# Overview

Recently, I have been thinking about my preference for structured logging (details on this in to-be-written entry). A trivial but significant aspect of this, is that once you have switched to structured logging, markers like INFO, DEBUG, ERROR,… don’t help. Simply grouping such a wide range of code paths into these categories is insufficient for any kind of analysis.

# What is an error?

An error is a local failure scenario that you don’t currently understand - our continuous improvement process for error handling aims to move all these anomalies in the system from unknown to known.

First we must detect any failure then decide how to behave and cause an event to be recorded so we can observe the failure.

# Failure detection

Most software uses return codes or try/catch blocks, we can visualise failure detection opportunities as concentric circles.

The inner most circle has the most detail about the current state but the least context. As you move out the context broadens but the detail diminishes until we go beyond the scope of one Main process, across your Cluster, then beyond, eventually reaching the Enterprise at large.

Error Circle Description
Function The point at which the error occurs
Outer Function Typically business logic code (can span several layers with an application)
Handler Process The message processing or http handler
Main() Entry point to your process (not all systems use main as the entry point)
Cluster Aggregation Covers all instances of your process
Enterprise Aggregation The whole collection of services and processes

Outer Function and Handler Process, could be one or several layers deep

# How to behave

Given this view of system failures, make a decision about the desired behaviour for each condition the system experiences. This may be as simple as returning an error and giving up processing, but can often include some retry strategy.

Either way, by recording the specific failure mode as an event you can start to better understand your system. Furthermore you can start to react to these events as part of your expected system behaviour.
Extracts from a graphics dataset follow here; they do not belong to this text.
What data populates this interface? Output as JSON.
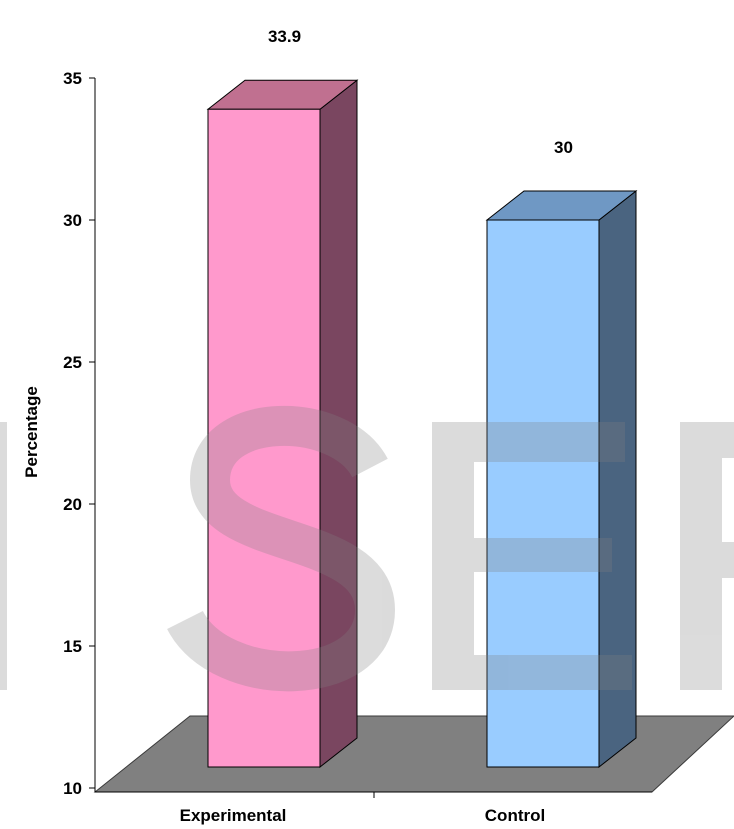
{
  "chart_data": {
    "type": "bar",
    "style": "3d",
    "categories": [
      "Experimental",
      "Control"
    ],
    "values": [
      33.9,
      30
    ],
    "data_labels": [
      "33.9",
      "30"
    ],
    "colors": [
      "#ff99cc",
      "#99ccff"
    ],
    "ylabel": "Percentage",
    "xlabel": "",
    "ylim": [
      10,
      35
    ],
    "yticks": [
      "10",
      "15",
      "20",
      "25",
      "30",
      "35"
    ],
    "grid": false,
    "legend": "none"
  },
  "watermark": {
    "text": "IJSER"
  }
}
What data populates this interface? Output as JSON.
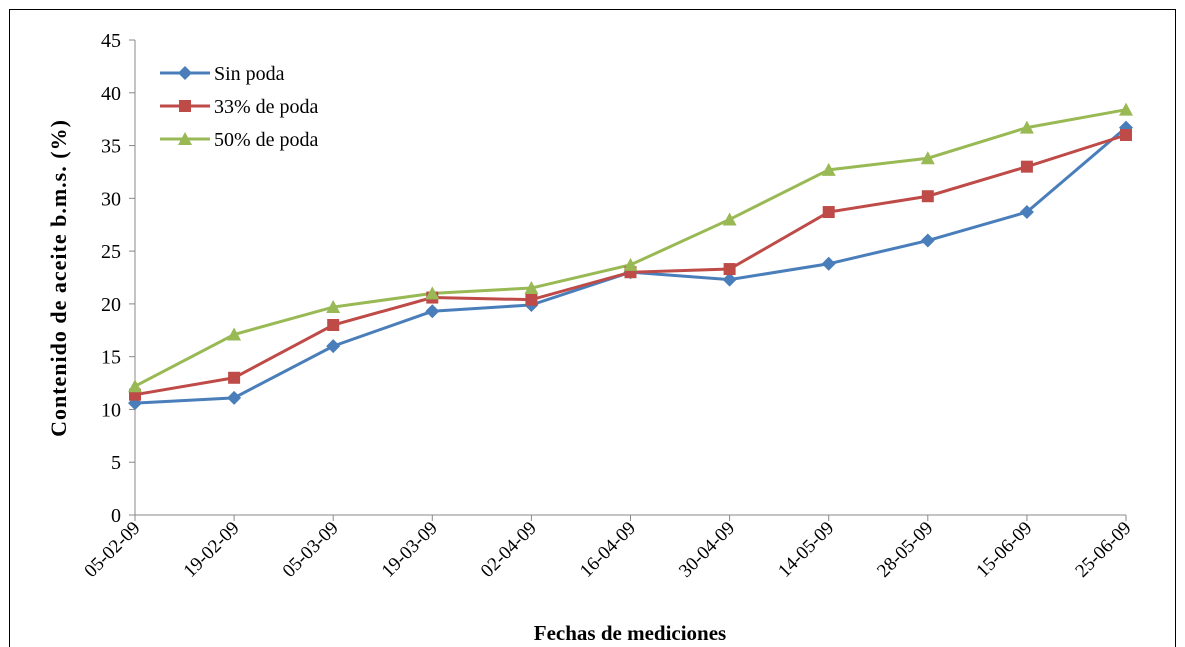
{
  "chart_data": {
    "type": "line",
    "x_label": "Fechas de mediciones",
    "y_label": "Contenido de aceite b.m.s. (%)",
    "categories": [
      "05-02-09",
      "19-02-09",
      "05-03-09",
      "19-03-09",
      "02-04-09",
      "16-04-09",
      "30-04-09",
      "14-05-09",
      "28-05-09",
      "15-06-09",
      "25-06-09"
    ],
    "series": [
      {
        "name": "Sin poda",
        "color": "#4a7ebb",
        "marker": "diamond",
        "values": [
          10.6,
          11.1,
          16,
          19.3,
          19.9,
          23,
          22.3,
          23.8,
          26,
          28.7,
          36.7
        ]
      },
      {
        "name": "33% de poda",
        "color": "#be4b48",
        "marker": "square",
        "values": [
          11.4,
          13,
          18,
          20.6,
          20.4,
          23,
          23.3,
          28.7,
          30.2,
          33,
          36
        ]
      },
      {
        "name": "50% de poda",
        "color": "#98b954",
        "marker": "triangle",
        "values": [
          12.2,
          17.1,
          19.7,
          21,
          21.5,
          23.7,
          28,
          32.7,
          33.8,
          36.7,
          38.4
        ]
      }
    ],
    "ylim": [
      0,
      45
    ],
    "yticks": [
      0,
      5,
      10,
      15,
      20,
      25,
      30,
      35,
      40,
      45
    ],
    "grid": false,
    "legend": "top-left"
  }
}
The key aspect is to decide where best (in the error circles) to record it and what name to give it. This gives you access to the best quality information to query within your monitoring systems.

# Expect the unexpected

The well documented fallacies of distributed systems highlights that, at any time, any 2 components in a system will experience a disruption in connectivity. In addition to this, software components and services are constantly evolving. This occasionally results in system contracts being broken or assumed behaviours changing.

Given this, any remote services will;

• become unreachable over the network
• time out
• report to be unavailable
• return a fault
• supply an unexpected response

All of which will be observable to any calling client.

# Be specific

The classic approach is to log the exception and stack trace when these occur. Some dashboard will show an increased number of errors by counting exceptions. Sometimes counting instances based on type and stack trace.

However, we shouldn’t immediately treat these as errors. As seen above many of these are specific and expected behaviours. As with any expected behaviour the product team (engineering and product owner/manager) should have a defined response.

• Is it a temporary fault?
• Can the operation be re-tried?
• If re-trying how far back in our process to we re-try from?
• What is the back-off strategy?
• Do you need a circuit breaker?
• How long can you wait?
• How do you respond to the caller?
• Does anything need to be undone/rolled-back?

Under these conditions you should deal with the scenario (re-try, give up, etc.) and emit some kind of event to your diagnostics/metrics system. It is only when you don’t recognise the problem, for example in your most outer error handler (see Main() above), that this can be classified as an unknown error.

# Name behaviours

In order to actually understand what your system is doing at any given time you must instrument it. This is key to enabling understanding of your system. If we accepted that broad categories such as ERROR are too coarse, we must define a higher fidelity naming system. Your naming approach may depend on the capabilities of your tooling (etcs, statsd, splunk, ELK stack, etc.) but a left to right, coarse to fine-grained, name may help. For example;

• http.request.my-handler.count
• db.query.customer.duration
• http.network-timeout.count
• message.validation-error
• queue.a-queue-name.count

Let’s examine one of these names - http.request.my-handler.count; starts with coarse grained http, this is a request (rather than response) for a specific handler my-handler and this event is a simple count with no additional meta data.

Add any additional useful attributes to your events (structured logging helps here). Ids and enumerations not narratives.

Names tend to have a suffix with the event type, count or duration. The name tends to start with the part of the system where the event occurred.

Because every interesting behaviour in an application is journaled, it is possible to view either all events for a single logical process or an aggregate for particular type of process. e.g. what happened for this request or how are my database queries performing.

# Conclusion

You may think this is just a semantic argument but, once you acknowledge that errors are simply behaviours that you don’t currently understand, you can stop worrying about overly broad KPIs like error count and focus on how your system is actually behaving.

It is only by observation from the outside, at the point that these events are aggregated, that can you truly evaluate the health of your system.

As soon as you see a new error, triage it and deal with it, then it’s no longer an error.